Published: 6 December 2010



The complement system is vital for innate immunity and is implicated in the pathogenesis of inflammatory diseases and the mechanism of host defense. Complement deficiencies occasionally cause life-threatening diseases. In hemodialysis (HD) patients, profiles on complement functional activity and deficiency are still obscure. The objectives of the present study were to measure the functional complement activities of the classical pathway (CP), lectin pathway (LP) and alternative pathway (AP) using a novel method and consequently to elucidate the rates of deficiencies among HD patients.


In the present study, 244 HD patients at one dialysis center and 204 healthy controls were enrolled. Functional complement activities were measured simultaneously using the Wielisa®-kit. The combination of the results of these three pathway activities allows us to speculate which candidate complement is deficient; subsequently, the deficient complement was determined.

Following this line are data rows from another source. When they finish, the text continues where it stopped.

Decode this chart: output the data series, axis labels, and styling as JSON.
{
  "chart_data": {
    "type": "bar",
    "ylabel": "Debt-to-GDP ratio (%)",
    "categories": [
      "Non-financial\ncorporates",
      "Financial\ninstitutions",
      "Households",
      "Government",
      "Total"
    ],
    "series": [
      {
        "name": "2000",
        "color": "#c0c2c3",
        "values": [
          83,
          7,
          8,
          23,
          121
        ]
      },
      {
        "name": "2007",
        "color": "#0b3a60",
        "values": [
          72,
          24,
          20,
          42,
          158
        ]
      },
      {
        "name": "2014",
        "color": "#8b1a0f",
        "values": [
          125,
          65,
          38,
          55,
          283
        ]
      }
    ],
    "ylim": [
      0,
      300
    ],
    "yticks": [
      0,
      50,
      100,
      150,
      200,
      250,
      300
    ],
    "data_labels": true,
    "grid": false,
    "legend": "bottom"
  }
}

All three functional complement activities were significantly higher in the HD patients than in the control group (P < 0.01 for all cases). After identifying candidates in both groups with complement deficiencies using the Wielisa®-kit, 16 sera (8.8%) with mannose-binding lectin (MBL) deficiency, 1 serum (0.4%) with C4 deficiency, 1 serum (0.4%) with C9 deficiency, and 1 serum (0.4%) with B deficiency were observed in the HD group, and 18 sera (8.8%) with MBL deficiency and 1 serum (0.5%) with B deficiency were observed in the control group. There were no significant differences in the 5-year mortality rate between each complement-deficient group and the complement-sufficient group among the HD patients.


This is the first report that profiles complement deficiencies by simultaneous measurement of functional activities of the three complement pathways in HD patients. Hemodialysis patients frequently suffer from infections or malignancies, but functional complement deficiencies do not confer additional risk of mortality.